Kleine Schwester

MISERANDVS

von MISERANDVS

Story

Als wir beim Notar hocken, und die Verlassenschaft meines Vaters abschließen, flachse ich mit der Magistra. Sie ist ein witziger Mensch, sarkastisch, und das gefällt mir. Scheiß öde Zahlendreherei! Da muss man albern. Mutti hat sich ausgeklinkt. Sie will vom Erbe nichts, lehnt sich entspannt zurück. Mein Blick fällt auf meine kleine Schwester. Sie blickt apathisch vor sich hin. “Hast du verstanden?”, frage ich sie. Sie schreckt aus ihren Gedanken hoch. Von uns dreien vermisst sie Vati am meisten. Sie weint sehr oft. Die Magistra will es ihr noch einmal erklären. Ich hebe die Hand in ihre Richtung. Dann lege ich meine Hand auf den Arm meiner Schwester. Sie sieht mich an, Tränen in ihren Augen, und sie wirkt so verloren. Ich wische ihre Tränen mit meiner riesigen, warmen Hand von der Wange. Dann erkläre ich ihr noch einmal, was es zu entscheiden gilt. Sie hört mir zu, weil ich ihren Kosenamen verwende und meine sanfte Stimme sie an der Hand nimmt, wie damals, als sie mit ihrem Pferdeschwanz aus Haaren am Kopf, lächelnd und beschützt vom großen Bruder, mit mir zum Kindergarten gehopst ist. Als ich schweige, blickt sie mich an. Die Magistra sagt: “Das war sehr schön erklärt.” und meint mit schön wohl “liebevoll”. Sie lächelt mich an. Meine kleine Schwester hebt sie das Kinn in meine Richtung. Ich soll für sie entscheiden. Dann schiebt sie ihre kleine Hand wie damals in meine, die groß und mächtig und haarig auf dem Tisch liegt. Ihre filigranen Fingerchen fassen sie ganz fest, und ich drücke sie sanft. Als ich zu sprechen beginne, überschlägt sich meine Stimme. Kloß im Hals. Ich räuspere mich. Den Rest der Show mache ich alleine mit der Magistra aus. Und dabei streichle ich mit meinem Daumen die Hand meiner kleinen Schwester.
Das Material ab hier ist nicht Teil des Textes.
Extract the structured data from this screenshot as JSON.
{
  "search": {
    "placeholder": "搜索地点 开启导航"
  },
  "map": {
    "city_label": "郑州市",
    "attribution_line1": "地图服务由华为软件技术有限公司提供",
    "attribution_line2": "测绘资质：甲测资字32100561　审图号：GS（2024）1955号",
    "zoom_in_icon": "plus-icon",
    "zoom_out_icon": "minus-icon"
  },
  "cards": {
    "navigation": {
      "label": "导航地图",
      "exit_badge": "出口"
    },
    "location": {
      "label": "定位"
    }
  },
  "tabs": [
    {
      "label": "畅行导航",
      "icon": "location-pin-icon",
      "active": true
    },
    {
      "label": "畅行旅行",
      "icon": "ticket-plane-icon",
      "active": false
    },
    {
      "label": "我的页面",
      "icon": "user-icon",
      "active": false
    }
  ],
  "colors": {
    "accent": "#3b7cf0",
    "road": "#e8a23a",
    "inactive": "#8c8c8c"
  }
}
Als alles unter Dach und Fach ist, stehen wir noch eine Weile vor dem Haus und rauchen. „Fährst du noch mit zum Friedhof?“, frage ich meine kleine Schwester. Sie schüttelt den Kopf. “Ich war vorhin schon bei Vati.” “Dann bring ich dich heim.“, sage ich. Sie nickt. Als wir die Straße zum Parkplatz überqueren, nimmt sie meine Hand, schiebt ihre Finger zwischen meine, lehnt sich im Gehen an mich. Wie damals.

Am Wagen angekommen, mach ich die Türen auf. Mutti setzt sich rein. Meine kleine Schwester steht da, sieht mich an. Dann fällt sie mir in die Arme und beginnt so herzzerreißen zu weinen und zu schluchzen, dass ich sie fest an mich drücke. “Sie haben mir Vati weggenommen, diese Schweine!”, presst sie hervor. Ich blicke mit zitternden Lippen über ihren Kopf hinweg, und dicke Tränen fallen auf ihr Haar. “Ja, das haben sie.”, schniefe ich. Sie haben Vati im Krankenhaus sterben lassen. Ihn, der so gern lebte und nur vor dem Tod Angst hatte.

Meine Hände sind nicht so warm wie die von Vati, meine Arme nicht so stark wie seine, und mein Herz ist nicht so groß wie seines. Ich bin nicht Vati. Ich bin nur ein großer Bruder, der seine heulende kleine Schwester im Arm hält. Und ich bin ein Sohn, der sieht, wie Mutti ihre Tränen im Wagen heimlich wegwischt.